À la nuit tombante, je repris ma place dans la cabine du Zrinyi. Le lendemain, mes oreilles furent agréablement frappées par des paroles françaises. Trois hommes causaient entre eux, et le plus jeune, en s’adressant aux deux autres, les qualifiait d’excellences. Quelles pouvaient être ces excellences ? Je me trouvais sur le bateau avec MM. Constantin Ghika et Blaramberg, le premier frère, et le second beau-frère du prince Aleko Ghika, hospodar régnant de Valachie, deux hommes aimables et spirituels dont je garderai le souvenir.
Dès mon arrivée à Semlin, je courus chez le maréchal-lieutenant, et j’attendrais encore son visa, si un honnête limier de la police la plus tracassière et la plus vénale de l’Europe ne se fût chargé de terminer mon affaire. De retour à Orsova, et ma visite faite au major, qui m’apprit d’un air tout joyeux que, cinq minutes après mon départ, on avait retrouvé mon passeport, j’eus la faculté, dont j’usai sur l’heure, de quitter le village ; mais, avant d’entrer en Valachie, je voulus pousser jusqu’à Méhadia.

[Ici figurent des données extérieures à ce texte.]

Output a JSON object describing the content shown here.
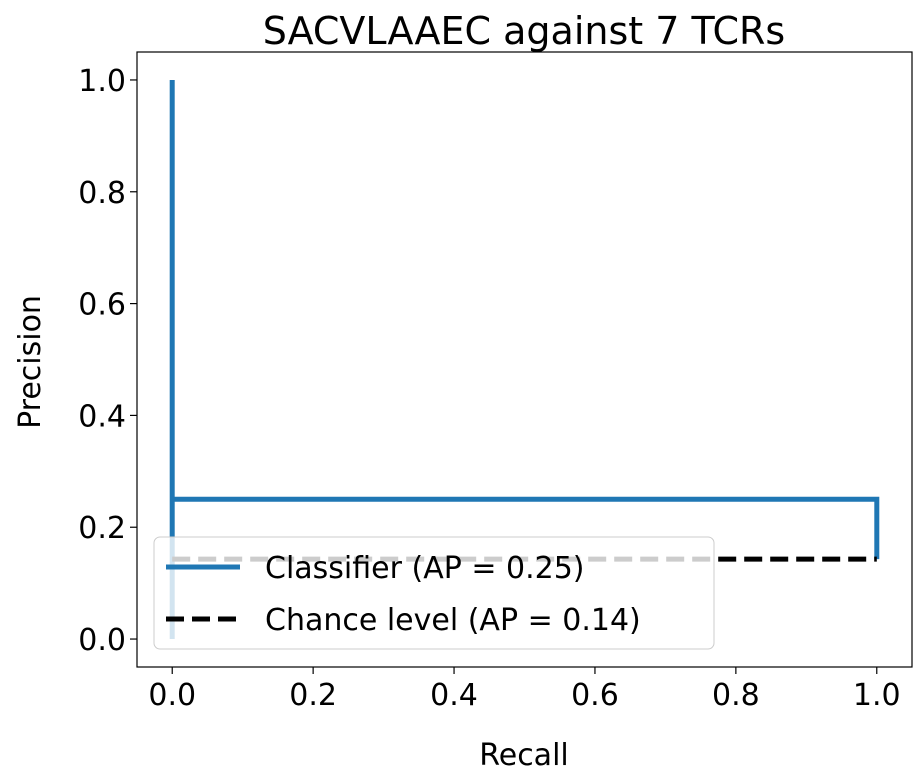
{
  "chart_data": {
    "type": "line",
    "title": "SACVLAAEC against 7 TCRs",
    "xlabel": "Recall",
    "ylabel": "Precision",
    "xlim": [
      -0.05,
      1.05
    ],
    "ylim": [
      -0.05,
      1.05
    ],
    "xticks": [
      "0.0",
      "0.2",
      "0.4",
      "0.6",
      "0.8",
      "1.0"
    ],
    "xtick_values": [
      0.0,
      0.2,
      0.4,
      0.6,
      0.8,
      1.0
    ],
    "yticks": [
      "0.0",
      "0.2",
      "0.4",
      "0.6",
      "0.8",
      "1.0"
    ],
    "ytick_values": [
      0.0,
      0.2,
      0.4,
      0.6,
      0.8,
      1.0
    ],
    "grid": false,
    "legend_position": "lower-left",
    "series": [
      {
        "name": "Classifier (AP = 0.25)",
        "color": "#1f77b4",
        "style": "solid",
        "drawstyle": "steps",
        "x": [
          0.0,
          0.0,
          0.0,
          1.0,
          1.0
        ],
        "y": [
          1.0,
          0.0,
          0.25,
          0.25,
          0.143
        ]
      },
      {
        "name": "Chance level (AP = 0.14)",
        "color": "#000000",
        "style": "dashed",
        "x": [
          0.0,
          1.0
        ],
        "y": [
          0.143,
          0.143
        ]
      }
    ]
  }
}
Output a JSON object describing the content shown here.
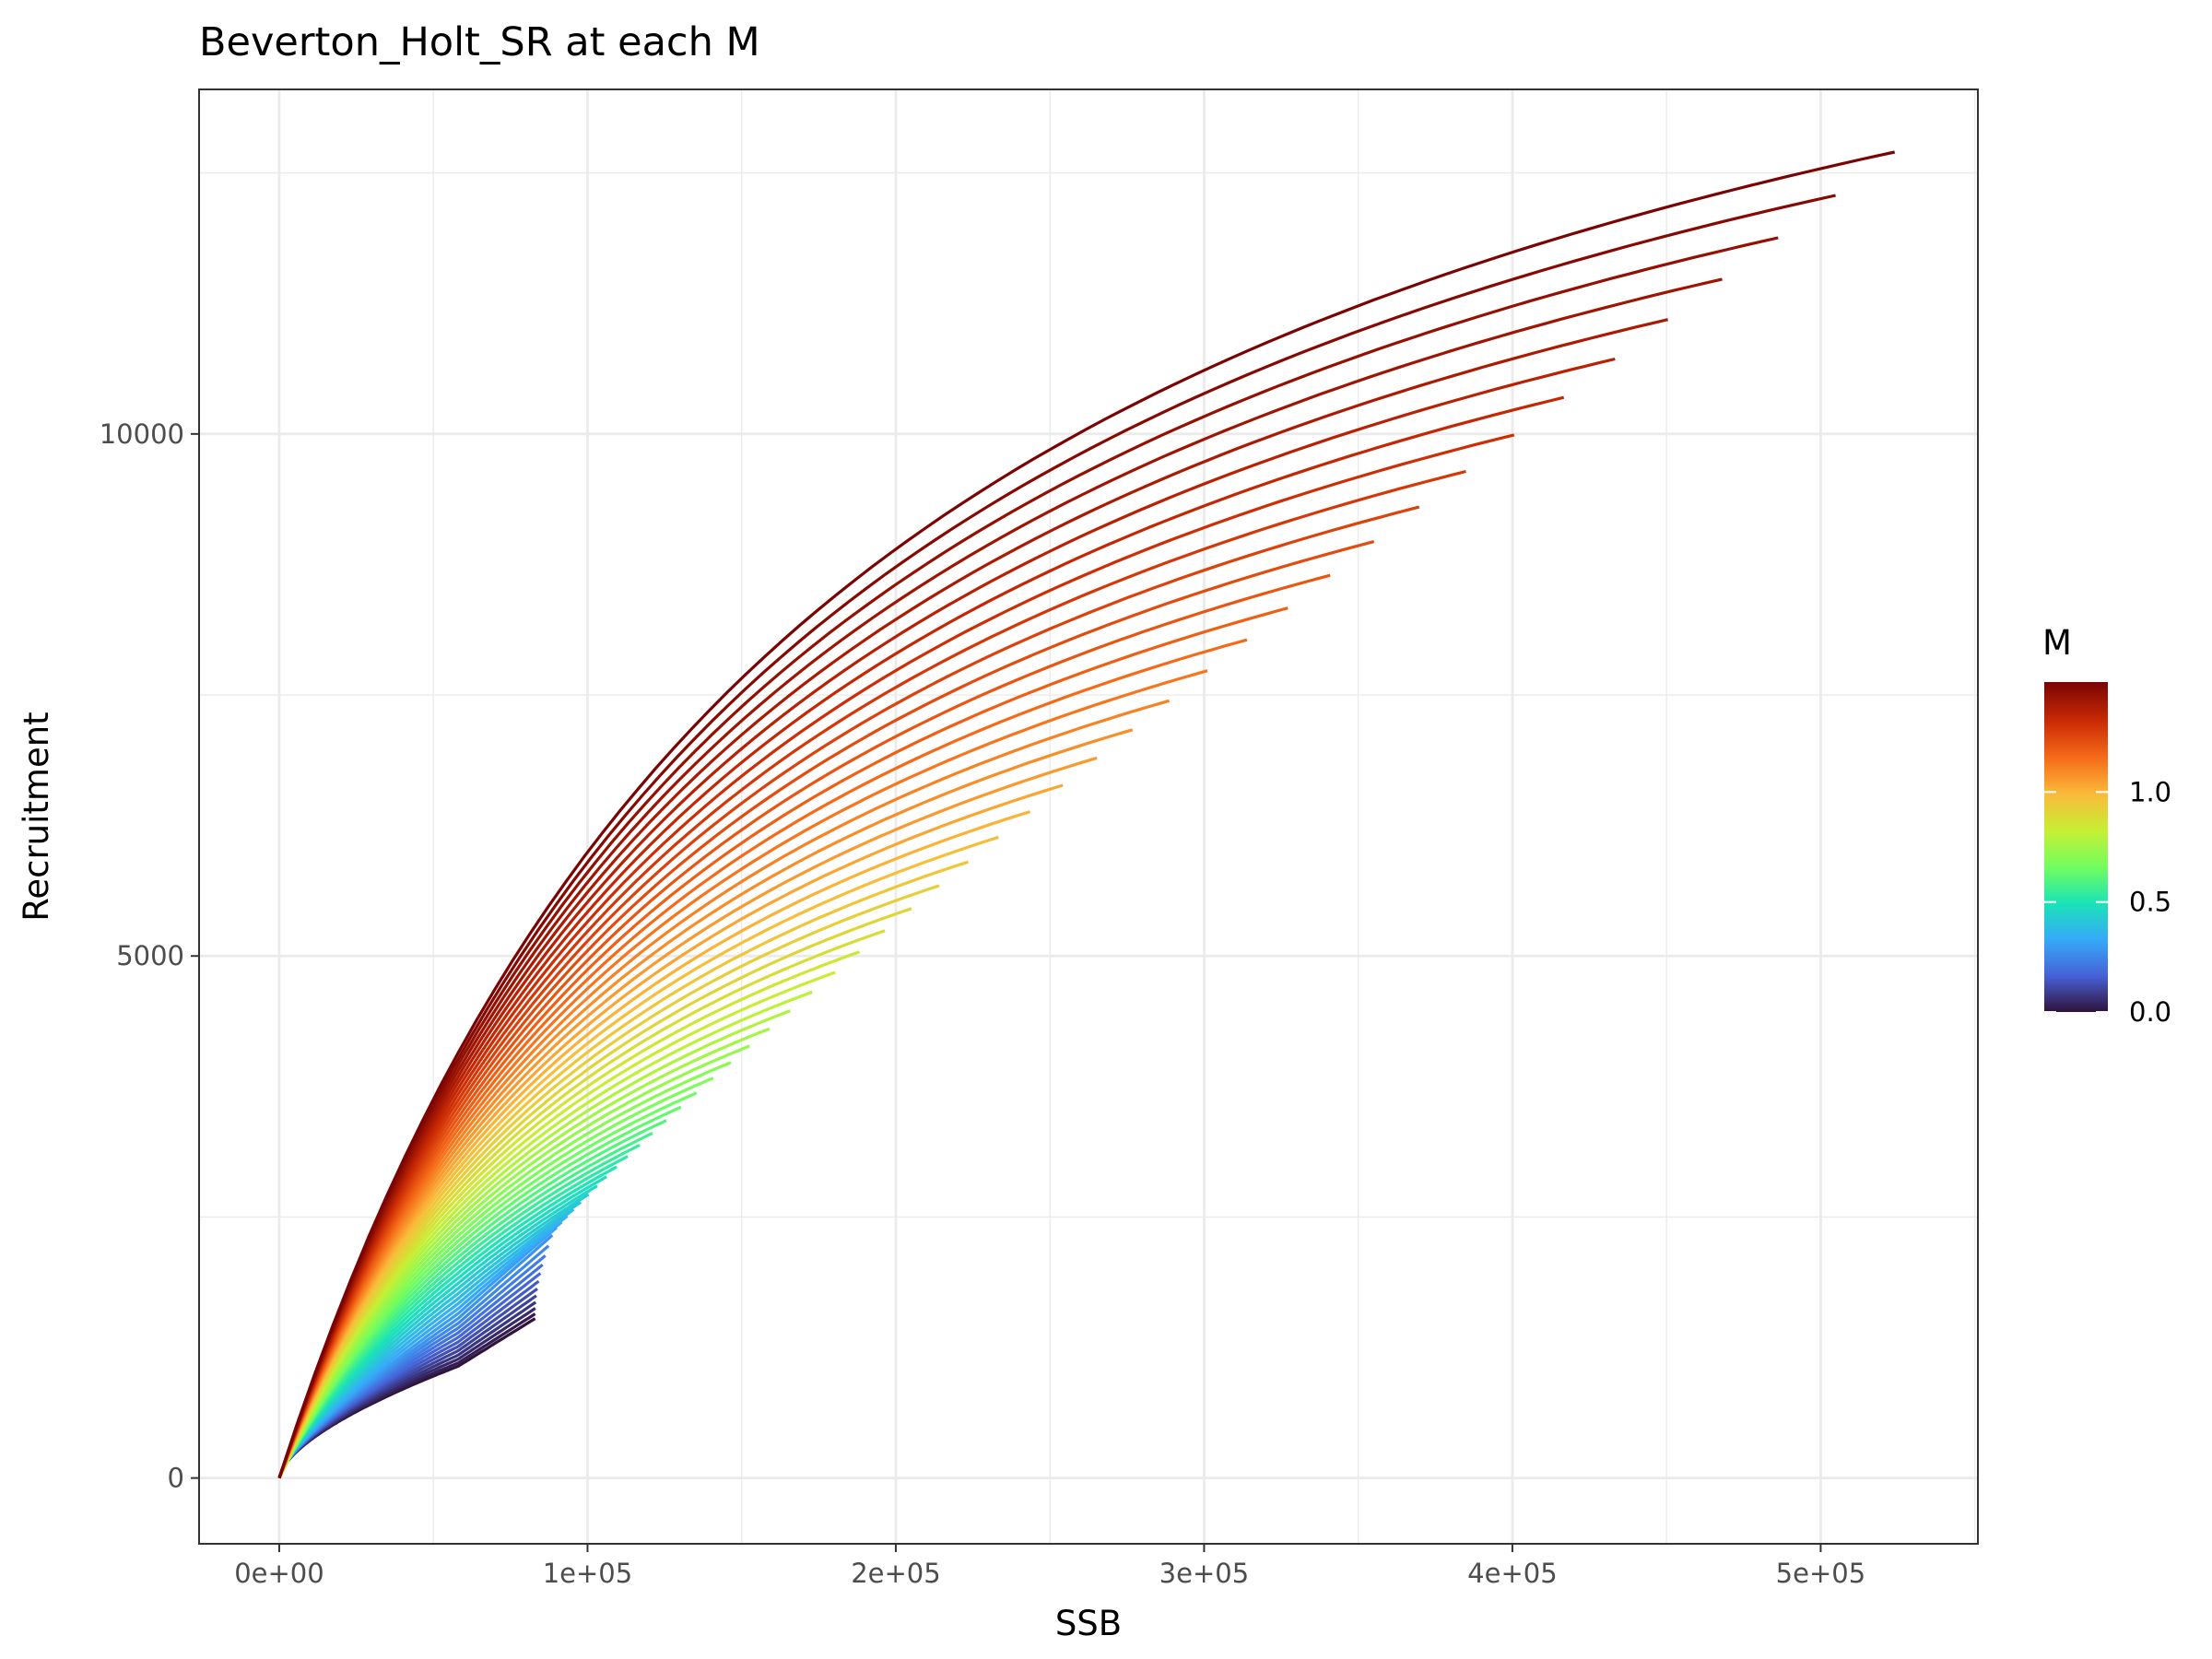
{
  "chart_data": {
    "type": "line",
    "title": "Beverton_Holt_SR at each M",
    "xlabel": "SSB",
    "ylabel": "Recruitment",
    "xlim": [
      -26000,
      551000
    ],
    "ylim": [
      -630,
      13300
    ],
    "x_ticks": [
      0,
      100000,
      200000,
      300000,
      400000,
      500000
    ],
    "x_tick_labels": [
      "0e+00",
      "1e+05",
      "2e+05",
      "3e+05",
      "4e+05",
      "5e+05"
    ],
    "y_ticks": [
      0,
      5000,
      10000
    ],
    "y_tick_labels": [
      "0",
      "5000",
      "10000"
    ],
    "grid": true,
    "legend": {
      "title": "M",
      "position": "right",
      "type": "colorbar",
      "range": [
        0,
        1.5
      ],
      "ticks": [
        0.0,
        0.5,
        1.0
      ],
      "tick_labels": [
        "0.0",
        "0.5",
        "1.0"
      ],
      "palette": [
        "#30123b",
        "#4662d7",
        "#36aaf9",
        "#1ae4b6",
        "#72fe5e",
        "#c7ef34",
        "#fabb3a",
        "#f66b19",
        "#cb2a04",
        "#7a0403"
      ]
    },
    "model": "Beverton-Holt: R = a*SSB/(1+b*SSB)",
    "series_summary": {
      "count": 60,
      "M_range": [
        0.0,
        1.5
      ],
      "endpoints_top_curves": [
        {
          "ssb_max": 524000,
          "r_max": 12700
        },
        {
          "ssb_max": 508000,
          "r_max": 12330
        },
        {
          "ssb_max": 492000,
          "r_max": 11950
        },
        {
          "ssb_max": 477000,
          "r_max": 11570
        },
        {
          "ssb_max": 463000,
          "r_max": 11240
        },
        {
          "ssb_max": 450000,
          "r_max": 10920
        },
        {
          "ssb_max": 437000,
          "r_max": 10580
        },
        {
          "ssb_max": 424000,
          "r_max": 10260
        },
        {
          "ssb_max": 412000,
          "r_max": 10000
        },
        {
          "ssb_max": 400000,
          "r_max": 9730
        },
        {
          "ssb_max": 389000,
          "r_max": 9470
        },
        {
          "ssb_max": 378000,
          "r_max": 9240
        },
        {
          "ssb_max": 367000,
          "r_max": 9000
        },
        {
          "ssb_max": 357000,
          "r_max": 8800
        },
        {
          "ssb_max": 347000,
          "r_max": 8600
        }
      ],
      "lowest_curve_kink": {
        "ssb": 58000,
        "r": 1070
      }
    }
  }
}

La route qui mène à ce célèbre établissement thermal est délicieuse ; une chaussée bien entretenue côtoie la rivière limpide de la Czerna, qui roule avec bruit dans une des plus charmantes vallées des Karpathes. Un pont de fer d’une structure élégante, jeté sur le torrent, débouche dans le village de Méhadia, qui ne se compose que d’une seule rue parfaitement bâtie. Les eaux minérales de Méhadia étaient connues et fréquentées par les anciens ; on voit encore, dans la grotte où coule la principale source, un Hercule armé de sa massue. Cette figure, grossièrement sculptée, est sans doute l’ouvrage des légionnaires romains ; les hussards hongrois ont orné le visage du dieu d’une énorme paire de moustaches. L’empereur François et l’impératrice visitèrent Méhadia en 1817, et y firent construire une maison qui a l’apparence d’un palais. Ce voyage mit les bains en réputation, et les malades de l’Autriche et de l’Allemagne viennent, avec les paysans de la Transylvanie et du Banat, chercher la santé aux neuf sources de Méhadia. Ce village renferme plusieurs établissements où l’on se procure, à un prix modéré, cabinet de bains, logement et bonne table. De grands bassins destinés aux pauvres ont été creusés par les soins du gouvernement autrichien, plus occupé des classes inférieures qu’on ne le pense chez nous. Les invalides de la campagne trouvent, dans deux immenses pavillons partagés en un grand nombre de cellules, un bon gîte qu’ils paient la modique somme de quatre sous par jour ; mais il en est peu cependant qui se permettent cette dépense. Tous les malades d’un village se réunissent et partent en caravane, vers le mois de mai, pour venir camper dans une plaine qui s’étend derrière l’église de Méhadia. Les paysans polonais enveloppés dans leurs capuces brunes, les Valaques couverts de peaux de moutons, et les Zingares17 presque nus, vivent, les uns sous des tentes, les autres dans leurs chariots, plusieurs au grand air. Cette espèce de halte de barbares offre un spectacle plus triste encore que pittoresque.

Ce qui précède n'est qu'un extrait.